This photo taken on May 14, 2019, US coastguard ship Bertholf sails along the South China Sea, off Subic bay prior to a joint search and rescue with their Philippine counterpart, as cargo ships pass by. Two Philippine coastguard ships, BRP Batangas and Kalanggaman and US coastguard cutter Bertholf participated in the exercise, as two Chinese coastguard ships monitor from a distance. AFP / Ted Aljibe. Sketched by the Pan Pacific Agency.

Pan Pacific Agency | COMMUICATION AGENCY FOR PACIFICA REGIONS

MANILA, May 17, 2019, PhilStar. As the US Navy vows to maintain its presence in the South China Sea, its chief clarified that naval operations in the region are not meant to provoke any country, reported the Philippine Star.

China has been protesting US freedom of navigation operations in the South China Sea, the latest of which was when two US warships sailed near Gaven and Chigue reefs in the Spratly Islands last week.

The Chinese Foreign Ministry expressed “strong dissatisfaction and resolute opposition” to the operation, claiming that the US ships entered without permission.

“The relevant actions of the US warships violated China’s sovereignty and undermined peace, security and good order in the relevant sea areas,” Chinese Foreign Ministry spokesperson Geng Shuang said.

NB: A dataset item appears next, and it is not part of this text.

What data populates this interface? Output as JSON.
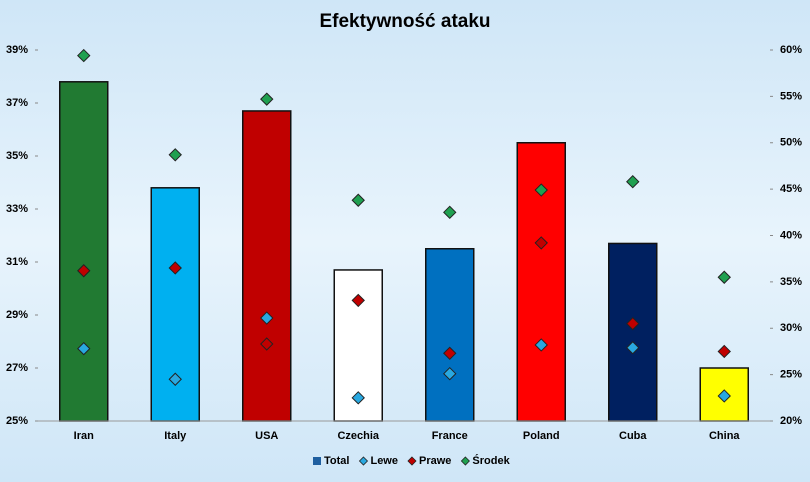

Adm. John Richardson, US Navy chief, clarified that these operations are “just normal” types of operations for them.

“Certainly not meant to be provocative in any sense. Just a normal advocacy for international law,” Richardson said in a telephone briefing Thursday.

Richardson stressed that the US Navy’s freedom of navigation operations in the South China Sea abide by the United Nations Convention on the Law of the Sea (UNCLOS).

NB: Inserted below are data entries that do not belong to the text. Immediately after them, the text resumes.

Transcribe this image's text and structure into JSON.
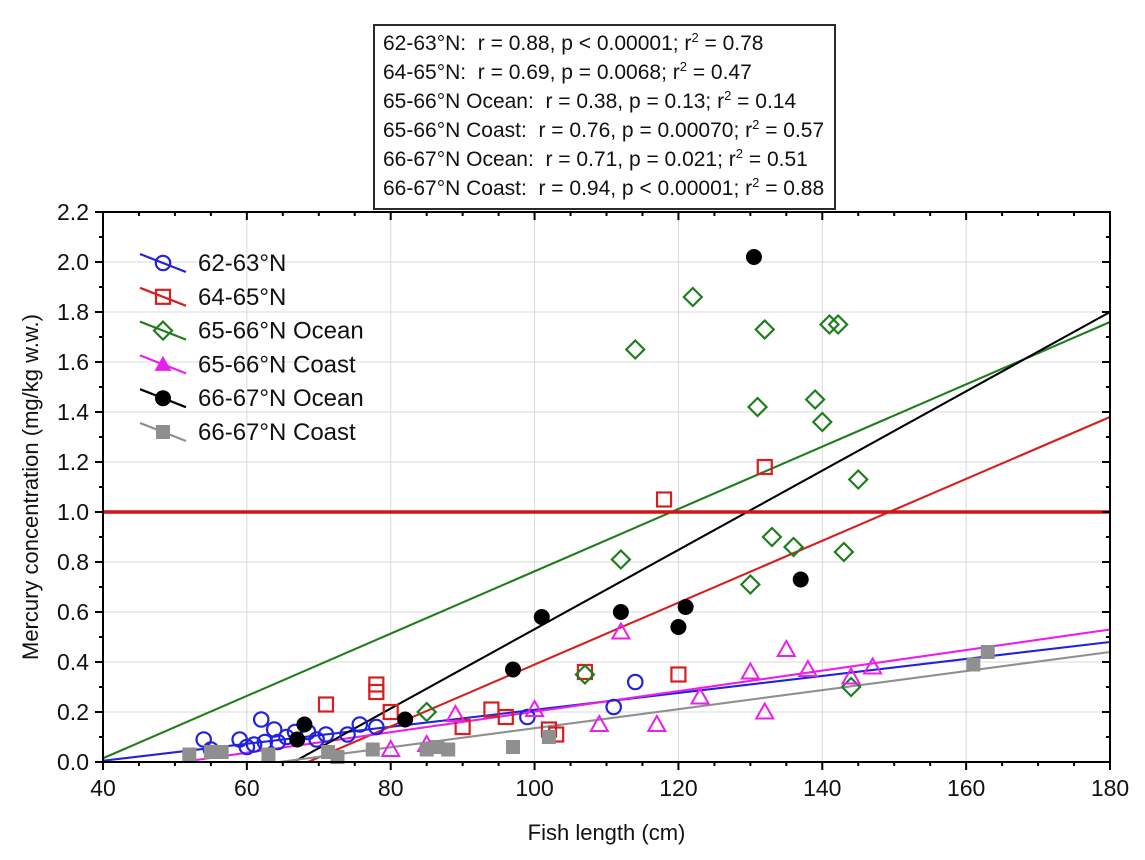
{
  "chart_data": {
    "type": "scatter",
    "xlabel": "Fish length (cm)",
    "ylabel": "Mercury concentration (mg/kg w.w.)",
    "xlim": [
      40,
      180
    ],
    "ylim": [
      0,
      2.2
    ],
    "x_ticks": [
      40,
      60,
      80,
      100,
      120,
      140,
      160,
      180
    ],
    "x_minor_step": 5,
    "y_ticks": [
      0.0,
      0.2,
      0.4,
      0.6,
      0.8,
      1.0,
      1.2,
      1.4,
      1.6,
      1.8,
      2.0,
      2.2
    ],
    "y_minor_step": 0.1,
    "grid": true,
    "grid_color": "#d9d9d9",
    "frame_color": "#000000",
    "legend_position": "top-left-inside",
    "reference_line": {
      "y": 1.0,
      "color": "#d01515",
      "width": 3.5
    },
    "stats_box": [
      {
        "label": "62-63°N",
        "text": "r = 0.88, p < 0.00001",
        "r2": "0.78"
      },
      {
        "label": "64-65°N",
        "text": "r = 0.69, p = 0.0068",
        "r2": "0.47"
      },
      {
        "label": "65-66°N Ocean",
        "text": "r = 0.38, p = 0.13",
        "r2": "0.14"
      },
      {
        "label": "65-66°N Coast",
        "text": "r = 0.76, p = 0.00070",
        "r2": "0.57"
      },
      {
        "label": "66-67°N Ocean",
        "text": "r = 0.71, p = 0.021",
        "r2": "0.51"
      },
      {
        "label": "66-67°N Coast",
        "text": "r = 0.94, p < 0.00001",
        "r2": "0.88"
      }
    ],
    "series": [
      {
        "name": "62-63°N",
        "color": "#2222dd",
        "marker": "circle-open",
        "points": [
          [
            54,
            0.09
          ],
          [
            55,
            0.05
          ],
          [
            59,
            0.09
          ],
          [
            60,
            0.06
          ],
          [
            61,
            0.07
          ],
          [
            62,
            0.17
          ],
          [
            62.5,
            0.08
          ],
          [
            63.8,
            0.13
          ],
          [
            64.3,
            0.08
          ],
          [
            65.5,
            0.1
          ],
          [
            66.7,
            0.12
          ],
          [
            68.5,
            0.12
          ],
          [
            69.7,
            0.09
          ],
          [
            71,
            0.11
          ],
          [
            74,
            0.11
          ],
          [
            75.7,
            0.15
          ],
          [
            78,
            0.14
          ],
          [
            99,
            0.18
          ],
          [
            111,
            0.22
          ],
          [
            114,
            0.32
          ]
        ],
        "trend": [
          [
            40,
            0.005
          ],
          [
            180,
            0.48
          ]
        ]
      },
      {
        "name": "64-65°N",
        "color": "#d42020",
        "marker": "square-open",
        "points": [
          [
            71,
            0.23
          ],
          [
            78,
            0.31
          ],
          [
            78,
            0.28
          ],
          [
            80,
            0.2
          ],
          [
            90,
            0.14
          ],
          [
            94,
            0.21
          ],
          [
            96,
            0.18
          ],
          [
            102,
            0.13
          ],
          [
            103,
            0.11
          ],
          [
            107,
            0.36
          ],
          [
            118,
            1.05
          ],
          [
            120,
            0.35
          ],
          [
            132,
            1.18
          ]
        ],
        "trend": [
          [
            68.5,
            0
          ],
          [
            180,
            1.38
          ]
        ]
      },
      {
        "name": "65-66°N Ocean",
        "color": "#1e7e1e",
        "marker": "diamond-open",
        "points": [
          [
            85,
            0.2
          ],
          [
            107,
            0.35
          ],
          [
            112,
            0.81
          ],
          [
            114,
            1.65
          ],
          [
            122,
            1.86
          ],
          [
            130,
            0.71
          ],
          [
            131,
            1.42
          ],
          [
            132,
            1.73
          ],
          [
            133,
            0.9
          ],
          [
            136,
            0.86
          ],
          [
            139,
            1.45
          ],
          [
            140,
            1.36
          ],
          [
            141,
            1.75
          ],
          [
            142.2,
            1.75
          ],
          [
            143,
            0.84
          ],
          [
            144,
            0.3
          ],
          [
            145,
            1.13
          ]
        ],
        "trend": [
          [
            40,
            0.015
          ],
          [
            180,
            1.76
          ]
        ]
      },
      {
        "name": "65-66°N Coast",
        "color": "#ea1fea",
        "marker": "triangle-open",
        "legend_marker": "triangle-filled",
        "points": [
          [
            80,
            0.05
          ],
          [
            85,
            0.07
          ],
          [
            89,
            0.19
          ],
          [
            100,
            0.21
          ],
          [
            109,
            0.15
          ],
          [
            112,
            0.52
          ],
          [
            117,
            0.15
          ],
          [
            123,
            0.26
          ],
          [
            130,
            0.36
          ],
          [
            132,
            0.2
          ],
          [
            135,
            0.45
          ],
          [
            138,
            0.37
          ],
          [
            144,
            0.34
          ],
          [
            147,
            0.38
          ]
        ],
        "trend": [
          [
            51,
            0
          ],
          [
            180,
            0.53
          ]
        ]
      },
      {
        "name": "66-67°N Ocean",
        "color": "#000000",
        "marker": "circle-filled",
        "points": [
          [
            67,
            0.09
          ],
          [
            68,
            0.15
          ],
          [
            82,
            0.17
          ],
          [
            97,
            0.37
          ],
          [
            101,
            0.58
          ],
          [
            112,
            0.6
          ],
          [
            120,
            0.54
          ],
          [
            121,
            0.62
          ],
          [
            130.5,
            2.02
          ],
          [
            137,
            0.73
          ]
        ],
        "trend": [
          [
            66.5,
            0
          ],
          [
            180,
            1.8
          ]
        ]
      },
      {
        "name": "66-67°N Coast",
        "color": "#8f8f8f",
        "marker": "square-filled",
        "points": [
          [
            52,
            0.03
          ],
          [
            55,
            0.04
          ],
          [
            56.5,
            0.04
          ],
          [
            63,
            0.03
          ],
          [
            71.3,
            0.04
          ],
          [
            72.6,
            0.02
          ],
          [
            77.5,
            0.05
          ],
          [
            85,
            0.05
          ],
          [
            86.5,
            0.06
          ],
          [
            88,
            0.05
          ],
          [
            97,
            0.06
          ],
          [
            102,
            0.1
          ],
          [
            161,
            0.39
          ],
          [
            163,
            0.44
          ]
        ],
        "trend": [
          [
            64.5,
            0
          ],
          [
            180,
            0.44
          ]
        ]
      }
    ]
  }
}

These operations signify Washington’s advocacy for a rules-based order brought together by the UNCLOS, the admiral added.

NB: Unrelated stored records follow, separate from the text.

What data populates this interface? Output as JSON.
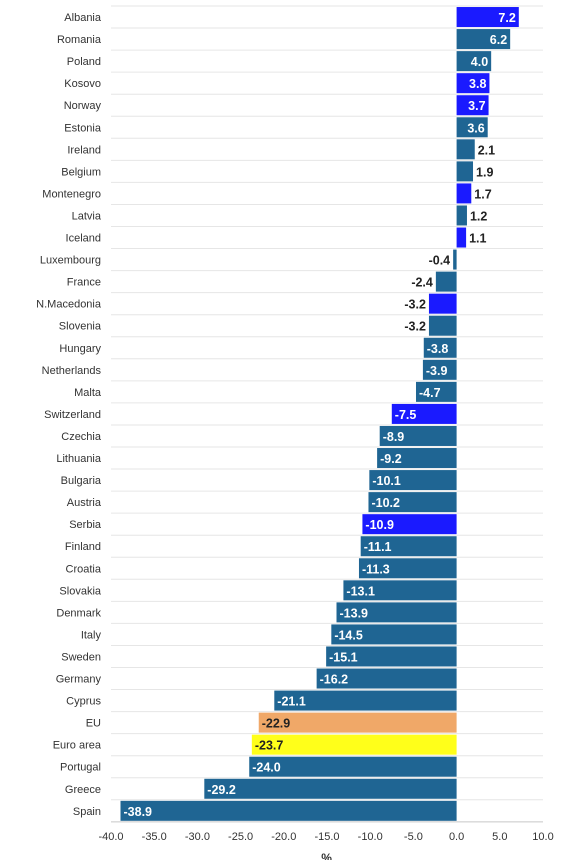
{
  "chart_data": {
    "type": "bar",
    "orientation": "horizontal",
    "categories": [
      "Albania",
      "Romania",
      "Poland",
      "Kosovo",
      "Norway",
      "Estonia",
      "Ireland",
      "Belgium",
      "Montenegro",
      "Latvia",
      "Iceland",
      "Luxembourg",
      "France",
      "N.Macedonia",
      "Slovenia",
      "Hungary",
      "Netherlands",
      "Malta",
      "Switzerland",
      "Czechia",
      "Lithuania",
      "Bulgaria",
      "Austria",
      "Serbia",
      "Finland",
      "Croatia",
      "Slovakia",
      "Denmark",
      "Italy",
      "Sweden",
      "Germany",
      "Cyprus",
      "EU",
      "Euro area",
      "Portugal",
      "Greece",
      "Spain"
    ],
    "values": [
      7.2,
      6.2,
      4.0,
      3.8,
      3.7,
      3.6,
      2.1,
      1.9,
      1.7,
      1.2,
      1.1,
      -0.4,
      -2.4,
      -3.2,
      -3.2,
      -3.8,
      -3.9,
      -4.7,
      -7.5,
      -8.9,
      -9.2,
      -10.1,
      -10.2,
      -10.9,
      -11.1,
      -11.3,
      -13.1,
      -13.9,
      -14.5,
      -15.1,
      -16.2,
      -21.1,
      -22.9,
      -23.7,
      -24.0,
      -29.2,
      -38.9
    ],
    "value_labels": [
      "7.2",
      "6.2",
      "4.0",
      "3.8",
      "3.7",
      "3.6",
      "2.1",
      "1.9",
      "1.7",
      "1.2",
      "1.1",
      "-0.4",
      "-2.4",
      "-3.2",
      "-3.2",
      "-3.8",
      "-3.9",
      "-4.7",
      "-7.5",
      "-8.9",
      "-9.2",
      "-10.1",
      "-10.2",
      "-10.9",
      "-11.1",
      "-11.3",
      "-13.1",
      "-13.9",
      "-14.5",
      "-15.1",
      "-16.2",
      "-21.1",
      "-22.9",
      "-23.7",
      "-24.0",
      "-29.2",
      "-38.9"
    ],
    "bar_colors": [
      "#1a1aff",
      "#1f6593",
      "#1f6593",
      "#1a1aff",
      "#1a1aff",
      "#1f6593",
      "#1f6593",
      "#1f6593",
      "#1a1aff",
      "#1f6593",
      "#1a1aff",
      "#1f6593",
      "#1f6593",
      "#1a1aff",
      "#1f6593",
      "#1f6593",
      "#1f6593",
      "#1f6593",
      "#1a1aff",
      "#1f6593",
      "#1f6593",
      "#1f6593",
      "#1f6593",
      "#1a1aff",
      "#1f6593",
      "#1f6593",
      "#1f6593",
      "#1f6593",
      "#1f6593",
      "#1f6593",
      "#1f6593",
      "#1f6593",
      "#f0a868",
      "#ffff1a",
      "#1f6593",
      "#1f6593",
      "#1f6593"
    ],
    "label_inside": [
      true,
      true,
      true,
      true,
      true,
      true,
      false,
      false,
      false,
      false,
      false,
      false,
      false,
      false,
      false,
      true,
      true,
      true,
      true,
      true,
      true,
      true,
      true,
      true,
      true,
      true,
      true,
      true,
      true,
      true,
      true,
      true,
      true,
      true,
      true,
      true,
      true
    ],
    "label_inside_color": [
      "#ffffff",
      "#ffffff",
      "#ffffff",
      "#ffffff",
      "#ffffff",
      "#ffffff",
      "",
      "",
      "",
      "",
      "",
      "",
      "",
      "",
      "",
      "#ffffff",
      "#ffffff",
      "#ffffff",
      "#ffffff",
      "#ffffff",
      "#ffffff",
      "#ffffff",
      "#ffffff",
      "#ffffff",
      "#ffffff",
      "#ffffff",
      "#ffffff",
      "#ffffff",
      "#ffffff",
      "#ffffff",
      "#ffffff",
      "#ffffff",
      "#222222",
      "#222222",
      "#ffffff",
      "#ffffff",
      "#ffffff"
    ],
    "xlim": [
      -40,
      10
    ],
    "xticks": [
      -40,
      -35,
      -30,
      -25,
      -20,
      -15,
      -10,
      -5,
      0,
      5,
      10
    ],
    "xtick_labels": [
      "-40.0",
      "-35.0",
      "-30.0",
      "-25.0",
      "-20.0",
      "-15.0",
      "-10.0",
      "-5.0",
      "0.0",
      "5.0",
      "10.0"
    ],
    "xlabel": "%",
    "grid": true,
    "colors": {
      "default_bar": "#1f6593",
      "highlight_bar": "#1a1aff",
      "eu_bar": "#f0a868",
      "euro_area_bar": "#ffff1a",
      "outside_label": "#222222",
      "grid": "#e6e6e6"
    }
  }
}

“The operations, we do a dozen or so of these throughout the world including contesting the excessive maritime claims of even our allies and partners,” Richardson said.

As they have done so in the past 70 years, the US will continue to maintain its presence in the South China Sea, part of which is the West Philippine Sea.

“Our operations there have really not fluctuated much over those seven decades, including in recent times. And so we’ll consistently be present. We have a tremendous amount of national interest,” the US Navy chief said.

As for China’s expansion in the region, Richardson said Washington hopes Beijing would would abide by the rules-based order in their activities in the disputed waterway.

“We shouldn’t hesitate or be concerned about competition. Again, it’s a natural thing. But by abiding by the rules-based order, by being transparent in our activities and actions, whether it’s in the South China Sea, the Taiwan Straits, or around the world, this once again engenders consistency with those rules, engenders trust and confidence with other parts of the international system, and certainly minimizes the risk and vulnerability of some kind of a miscalculation which would be a setback for everybody involved,” Richardson said.

Earlier this week, the US Navy chief also said he did not want maritime tensions with China to boil over.

Speaking at the sidelines of a security forum in Singapore, Richardson said the US will maintain communications with China to avoid any untoward incident.